Wolf said Occupy Wall Street has become a national movement that cannot be ignored. Talking more of her experiences, Wolf said she participated recently in a march that turned violent, though she said that violence was instigated by the New York Police Department.
Like the recent Arab Spring protests, the movement is being propelled by social media; Wolf found out via Facebook, while platforms such as Twitter and Tumblr also keep participants and the general public informed. During general assembly and marches, the energy, anger and excitement are palpable, Wolf said.
Functioning without a permit for a sound system, the thousands have managed to communicate and coordinate using social media and “the people’s mic,” in which a speaker shouts a line and, in waves, the crowd will hear and repeat the phrase so that all can hear.
“We’re watching history unfold,” Wolf said, “This protest is giving hope that something will eventually happen, that someone will listen and we can work together to right the direction of the country.”
She also expresses the old sentiment “seeing is believing” when she describes seeing the amount of people participating.
“If you tell me 14 million Americans are unemployed, I have no context, but when I see thousands of unemployed and angry [people] in one area, it makes that number mean something,” she said.

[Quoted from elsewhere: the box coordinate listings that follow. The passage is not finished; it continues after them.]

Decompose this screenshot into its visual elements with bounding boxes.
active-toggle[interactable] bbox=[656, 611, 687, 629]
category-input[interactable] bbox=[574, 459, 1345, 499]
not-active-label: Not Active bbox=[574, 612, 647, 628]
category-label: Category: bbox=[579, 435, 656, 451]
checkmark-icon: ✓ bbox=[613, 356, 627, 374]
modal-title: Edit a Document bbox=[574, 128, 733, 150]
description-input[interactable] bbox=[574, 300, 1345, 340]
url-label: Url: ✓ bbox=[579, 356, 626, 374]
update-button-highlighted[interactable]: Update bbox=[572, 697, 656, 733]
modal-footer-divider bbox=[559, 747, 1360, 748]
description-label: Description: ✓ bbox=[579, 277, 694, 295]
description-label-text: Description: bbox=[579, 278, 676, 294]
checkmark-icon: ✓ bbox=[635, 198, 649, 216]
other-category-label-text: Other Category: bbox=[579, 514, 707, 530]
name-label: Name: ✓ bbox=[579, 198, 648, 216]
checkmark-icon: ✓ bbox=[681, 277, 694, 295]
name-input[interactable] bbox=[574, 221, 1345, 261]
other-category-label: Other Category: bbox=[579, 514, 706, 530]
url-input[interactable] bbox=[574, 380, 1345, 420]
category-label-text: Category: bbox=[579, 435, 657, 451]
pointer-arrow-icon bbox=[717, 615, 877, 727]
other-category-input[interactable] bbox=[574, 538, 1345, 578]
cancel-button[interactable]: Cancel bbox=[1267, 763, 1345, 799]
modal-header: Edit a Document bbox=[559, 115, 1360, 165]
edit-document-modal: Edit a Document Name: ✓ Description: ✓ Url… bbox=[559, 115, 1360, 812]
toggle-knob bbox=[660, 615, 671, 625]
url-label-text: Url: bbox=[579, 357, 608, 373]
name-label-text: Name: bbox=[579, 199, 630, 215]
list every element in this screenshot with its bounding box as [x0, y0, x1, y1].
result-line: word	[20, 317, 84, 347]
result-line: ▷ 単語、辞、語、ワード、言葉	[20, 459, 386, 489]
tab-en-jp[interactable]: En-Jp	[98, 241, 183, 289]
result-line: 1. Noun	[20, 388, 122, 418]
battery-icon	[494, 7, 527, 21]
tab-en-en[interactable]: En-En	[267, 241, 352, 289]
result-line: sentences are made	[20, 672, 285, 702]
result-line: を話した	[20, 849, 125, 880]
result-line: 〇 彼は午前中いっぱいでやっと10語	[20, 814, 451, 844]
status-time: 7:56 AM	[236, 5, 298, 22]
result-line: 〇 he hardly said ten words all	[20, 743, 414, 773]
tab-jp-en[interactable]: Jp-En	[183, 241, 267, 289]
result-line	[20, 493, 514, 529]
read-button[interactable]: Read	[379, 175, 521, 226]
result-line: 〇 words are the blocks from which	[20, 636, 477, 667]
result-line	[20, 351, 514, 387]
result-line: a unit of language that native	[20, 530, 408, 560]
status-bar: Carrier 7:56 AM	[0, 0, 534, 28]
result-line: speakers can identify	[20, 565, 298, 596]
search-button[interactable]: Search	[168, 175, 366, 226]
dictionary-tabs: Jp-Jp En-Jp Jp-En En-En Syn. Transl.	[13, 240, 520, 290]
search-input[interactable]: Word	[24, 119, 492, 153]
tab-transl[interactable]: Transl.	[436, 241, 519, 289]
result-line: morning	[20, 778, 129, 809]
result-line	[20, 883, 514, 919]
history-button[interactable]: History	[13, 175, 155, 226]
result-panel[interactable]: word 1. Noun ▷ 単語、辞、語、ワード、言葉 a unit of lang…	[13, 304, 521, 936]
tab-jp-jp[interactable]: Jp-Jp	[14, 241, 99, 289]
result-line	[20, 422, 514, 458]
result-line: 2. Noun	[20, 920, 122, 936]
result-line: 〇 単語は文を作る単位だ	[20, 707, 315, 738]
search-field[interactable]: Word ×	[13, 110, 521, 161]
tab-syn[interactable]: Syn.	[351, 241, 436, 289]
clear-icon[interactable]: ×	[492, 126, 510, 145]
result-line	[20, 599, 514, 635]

The Occupy Wall Street movement, which started in New York, has seen similar protests across the country. When asked what she would like to see Alaska take from this movement, Wolf said, “I heard that there is an Occupy Anchorage movement taking place, I’d love to see an Occupy Juneau movement stake a claim in front of the Capitol. Alaska has had it very easy through the economic and unemployment crisis, but I think the other shoe is about to drop. I know that Juneauites are as angry as the rest of the U.S. when it comes to these issues and would support a movement like this. Show the lawmakers that Alaska’s prosperity doesn’t mean that these issues can be slid to the wayside,” she said.